Vers le soir, à la tombée de la nuit, Belle-Rose, accompagné de la Déroute, de Pierre et de quatre ou cinq autres sapeurs, sortit du chemin couvert et s’approcha des fossés en rampant sur la terre. Les premières sentinelles qui l’aperçurent tirèrent sur lui ; sans leur donner le temps de recharger leurs armes, il se mit à courir jusqu’au bord du fossé, où il se laissa tomber. Belle-Rose s’était muni d’un sac plein d’étoupes qu’il avait coiffé d’un chapeau. Au moment où les Espagnols allongeaient leurs fusils par-dessus le rempart, il jeta cette espèce de mannequin dans le fossé. Il faisait sombre déjà, et tous les soldats, trompés, firent feu dessus, à l’exception de deux ou trois. Belle-Rose sauta sur-le-champ ; ceux qui n’avaient pas tiré lâchèrent leurs coups, mais le lieutenant était déjà parvenu de l’autre côté et s’était logé derrière un éboulement sans autre accident qu’une balle perdue dans ses habits. Les gens de Belle-Rose, couchés dans les plis du terrain, attendaient son signal pour descendre. Quant à lui, sûr de n’être pas inquiété, il mit tout de suite la sape au rempart et travailla avec une telle ardeur, qu’en moins de deux heures il eut pratiqué une excavation où deux hommes pouvaient tenir. Les Espagnols lui tiraient sans cesse des coups de fusil, mais les balles s’aplatissaient contre la pierre ou rebondissaient derrière lui ; trois ou quatre d’entre eux avaient tenté de joindre le mineur en passant par-dessus le rempart ; mais Pierre et la Déroute avaient tué les deux premiers : un autre, atteint à la cuisse, était tombé dans le fossé, où il s’était cassé les reins ; le quatrième avait été frappé par Belle-Rose lui-même au moment où il mettait le pied sur le sol. Après ces tentatives, si mal terminées, les Espagnols se tinrent prudemment derrière le mur. Belle-Rose siffla doucement. À ce signal dont ils étaient convenus d’avance, la Déroute et Pierre accoururent ensemble au bord du fossé. L’un arrêta l’autre.

– Eh ! l’ami, je suis sergent ! dit la Déroute.

– Eh ! camarade, je suis son frère ! répliqua Pierre, et il sauta dans le fossé.

Pierre joignit Belle-Rose au milieu de la mousquetade. Une balle l’effleura près du sourcil. Un demi-pouce plus bas, elle lui cassait la tête.

– Eh ! frère, ils t’ont baptisé ! dit Belle-Rose en voyant le sang qui mouillait le front du jeune soldat.

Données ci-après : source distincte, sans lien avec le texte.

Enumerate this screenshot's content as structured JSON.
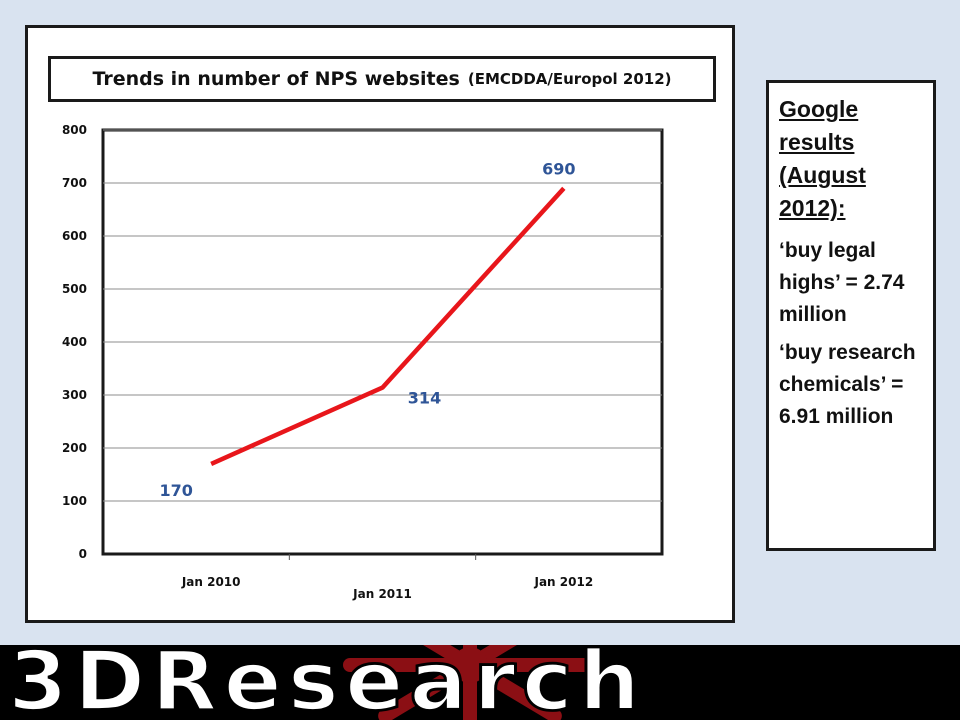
{
  "chart_data": {
    "type": "line",
    "title": "Trends in number of NPS websites",
    "subtitle": "(EMCDDA/Europol 2012)",
    "categories": [
      "Jan 2010",
      "Jan 2011",
      "Jan 2012"
    ],
    "series": [
      {
        "values": [
          170,
          314,
          690
        ],
        "labels": [
          "170",
          "314",
          "690"
        ],
        "color": "#e8161b"
      }
    ],
    "yticks": [
      "0",
      "100",
      "200",
      "300",
      "400",
      "500",
      "600",
      "700",
      "800"
    ],
    "ylim": [
      0,
      800
    ],
    "grid": true,
    "label_color": "#2f5597"
  },
  "sidebar": {
    "heading": "Google results (August 2012)",
    "heading_suffix": ":",
    "items": [
      "‘buy legal highs’ = 2.74 million",
      "‘buy research chemicals’ = 6.91 million"
    ]
  },
  "banner": {
    "text": "3DResearch",
    "background": "#000000",
    "mark_color": "#8b0f14"
  }
}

Tous deux se remirent à l’ouvrage et le poussèrent si vigoureusement qu’il fallut donner bientôt un second coup de sifflet. Cette fois ce fut la Déroute qui se présenta. Les assiégeants jetèrent des pots à feu dans le fossé ; mais le sergent, leste comme un chat, avait déjà disparu sous la sape. Les coups de sifflet se succédaient rapidement ; le mur était percé ; les mineurs étaient toujours à leur poste, sauf un seul qui avait été tué d’un éclat de grenade. Cet accident avait déterminé la Déroute à élever en arrière de la sape un épaulement en terre qui les mettait parfaitement à l’abri.

– Nous voilà comme des taupes, dit-il de cet air tranquille qui ne l’abandonnait jamais ; creusons.

Vers le matin ils entendirent un bruit sourd comme celui d’un travail souterrain. Belle-Rose fit arrêter tout le monde et colla son oreille aux parois de la mine.

– Très bien, dit-il ; on sape en avant.

– Mine et contre-mine ! dit la Déroute ; creusons.

On creusa si bien, que vers midi on entendit très distinctement les coups de pioche qui frappaient la terre. Des deux côtés on travaillait avec une égale ardeur.

– Alerte ! mes garçons, reprit le sergent ; après la pelle ce sera le tour du pistolet.

Au bout d’une heure, Belle-Rose reconnut à la sonorité des coups qu’on n’était plus séparé que par deux pieds de terre.

– Couchez-vous tous ! dit-il en étendant la main vers ses mineurs.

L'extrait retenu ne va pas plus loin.